Array Upgrade

arrays

tutorials

python

New versions of the TileDB storage format require upgrading your arrays to support the latest features.

How to run this tutorial

You can run this tutorial in two ways:

Locally on your machine.
On TileDB Cloud.

However, since TileDB Cloud has a free tier, we strongly recommend that you sign up and run everything there, as that requires no installations or deployment.

TileDB arrays have a format version corresponding to the version of the library used in creating the array. The format version controls items such as the directory layout and the binary format. Writes to TileDB arrays are done in the same format version as the dataset in order to maintain client compatibility. When a new format version is available, you can upgrade your arrays to take advantage of improvements of the newer format.

Updating the array version is a logical change. This allows for future write operations or consolidation to write in the newer version. Calling the upgrade API will not rewrite the dataset. After calling the upgrade API, you can use consolidation to perform a rewrite of existing fragments.
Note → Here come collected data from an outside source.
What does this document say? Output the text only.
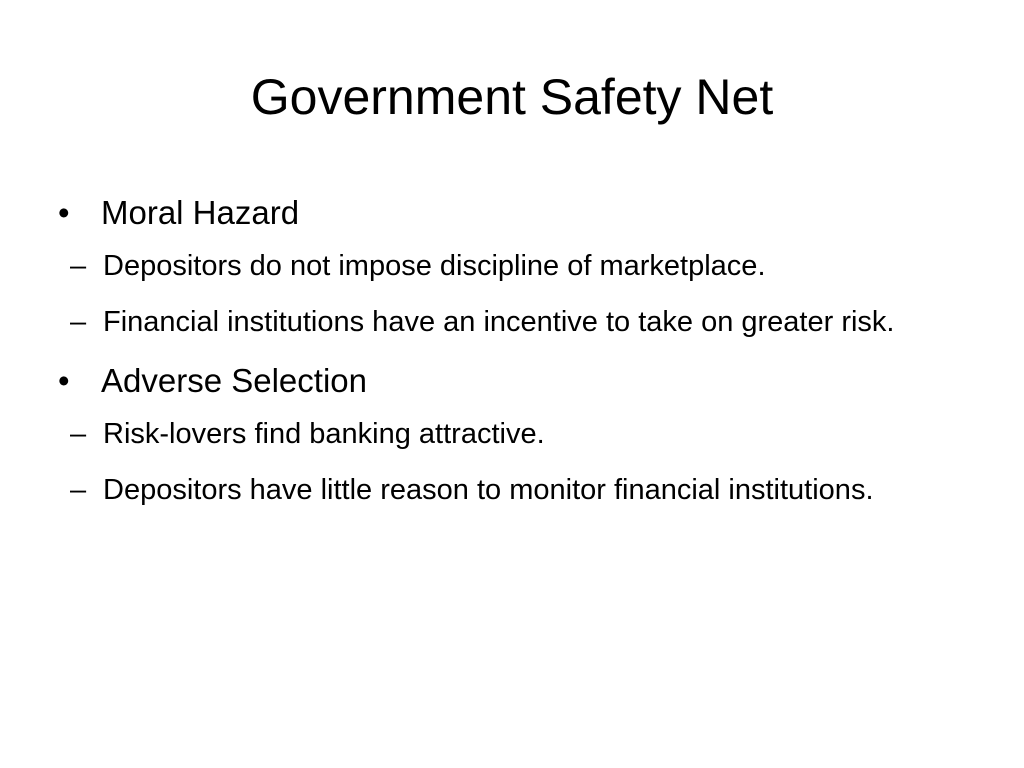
Government Safety Net
• Moral Hazard
– Depositors do not impose discipline of marketplace.
– Financial institutions have an incentive to take on greater risk.
• Adverse Selection
– Risk-lovers find banking attractive.
– Depositors have little reason to monitor financial institutions.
First, import the necessary libraries, set the array URI (i.e., its path, which in this tutorial will be on local storage), and delete any previously created arrays with the same name.

Python
R

# Import necessary libraries
import os.path
import shutil

import numpy as np
import tiledb

# Set array URI
array_uri = os.path.expanduser("~/array_upgrade")

# Delete array if it already exists
if os.path.exists(array_uri):
    shutil.rmtree(array_uri)

# Import necessary libraries
library(tiledb)

# Set array URI
array_uri <- path.expand("~/array_upgrade_r")
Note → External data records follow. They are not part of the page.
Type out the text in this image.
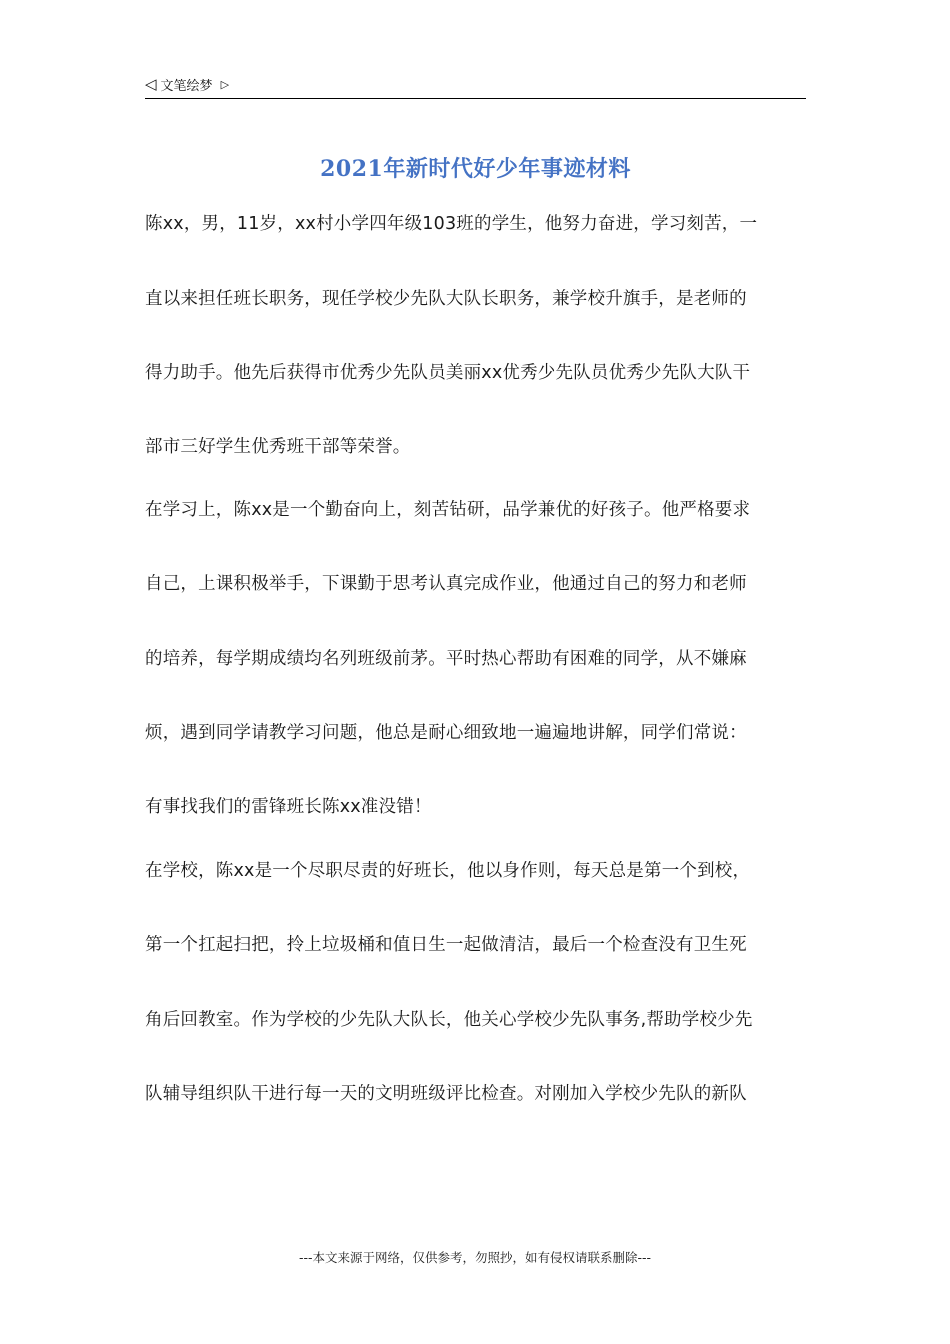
◁ 文笔绘梦 ▷
2021年新时代好少年事迹材料
陈xx，男，11岁，xx村小学四年级103班的学生，他努力奋进，学习刻苦，一
直以来担任班长职务，现任学校少先队大队长职务，兼学校升旗手，是老师的
得力助手。他先后获得市优秀少先队员美丽xx优秀少先队员优秀少先队大队干
部市三好学生优秀班干部等荣誉。
在学习上，陈xx是一个勤奋向上，刻苦钻研，品学兼优的好孩子。他严格要求
自己，上课积极举手，下课勤于思考认真完成作业，他通过自己的努力和老师
的培养，每学期成绩均名列班级前茅。平时热心帮助有困难的同学，从不嫌麻
烦，遇到同学请教学习问题，他总是耐心细致地一遍遍地讲解，同学们常说：
有事找我们的雷锋班长陈xx准没错！
在学校，陈xx是一个尽职尽责的好班长，他以身作则，每天总是第一个到校，
第一个扛起扫把，拎上垃圾桶和值日生一起做清洁，最后一个检查没有卫生死
角后回教室。作为学校的少先队大队长，他关心学校少先队事务,帮助学校少先
队辅导组织队干进行每一天的文明班级评比检查。对刚加入学校少先队的新队
---本文来源于网络，仅供参考，勿照抄，如有侵权请联系删除---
# Delete array if it already exists
if (file.exists(array_uri)) {
  unlink(array_uri, recursive = TRUE)
}

Next, create the array by specifying its schema. This example focuses on a sparse array, but the array upgrade functionality is applicable to any array.

Python
R

# Create the two dimensions
d1 = tiledb.Dim(name="d1", domain=(0, 3), tile=2, dtype=np.int32)
d2 = tiledb.Dim(name="d2", domain=(0, 3), tile=2, dtype=np.int32)

# Create a domain using the two dimensions
dom = tiledb.Domain(d1, d2)
# Order of the dimensions matters when slicing subarrays.
# Remember to give priority to more selective dimensions to
# maximize the pruning power during slicing.

# Create an attribute
a = tiledb.Attr(name="a", dtype=np.int32)

# Create the array schema with `sparse=True`.
# Set `cell_order` to 'row-major' (default) or 'C', 'col-major' or 'F', or 'hilbert'.
# Set `tile_order` to 'row-major' (default) or 'C', 'col-major' or 'F'.
sch = tiledb.ArraySchema(domain=dom, sparse=True, attrs=[a])

# Create the array on disk (it will initially be empty)
tiledb.Array.create(array_uri, sch)

# Create the two dimensions
d1 <- tiledb_dim("d1", c(0L, 3L), 2L, "INT32")
d2 <- tiledb_dim("d2", c(0L, 3L), 2L, "INT32")

# Create a domain using the two dimensions
dom <- tiledb_domain(dims = c(d1, d2))
# Order of the dimensions matters when slicing subarrays.
# Remember to give priority to more selective dimensions to
# maximize the pruning power during slicing.

# Create an attribute
a <- tiledb_attr("a", type = "INT32")

# Create the array schema with `sparse = TRUE`
sch <- tiledb_array_schema(dom, a, sparse = TRUE)

# Create the array on disk (it will initially be empty)
arr <- tiledb_array_create(array_uri, sch)

Upgrade the array format to the latest supported by the library you are using.

Python
R

# Open the array for writing, optionally passing a context
with tiledb.open(array_uri, "w") as A:
    A.upgrade_version()

    # optionally pass a config
    A.upgrade_version(config=tiledb.Config())

# Open the array
arr <- tiledb_array(array_uri)

# Upgrade the array
tiledb_array_upgrade_version(arr)

# Optionally pass a config object
tiledb_array_upgrade_version(arr, config = tiledb_config())

# Or a ctx object
tiledb_array_upgrade_version(arr, ctx = tiledb_ctx())

Clean up in the end by deleting the array.

Python
R

# Delete the array
if os.path.exists(array_uri):
    shutil.rmtree(array_uri)

if (file.exists(array_uri)) {
  unlink(array_uri, recursive = TRUE)
}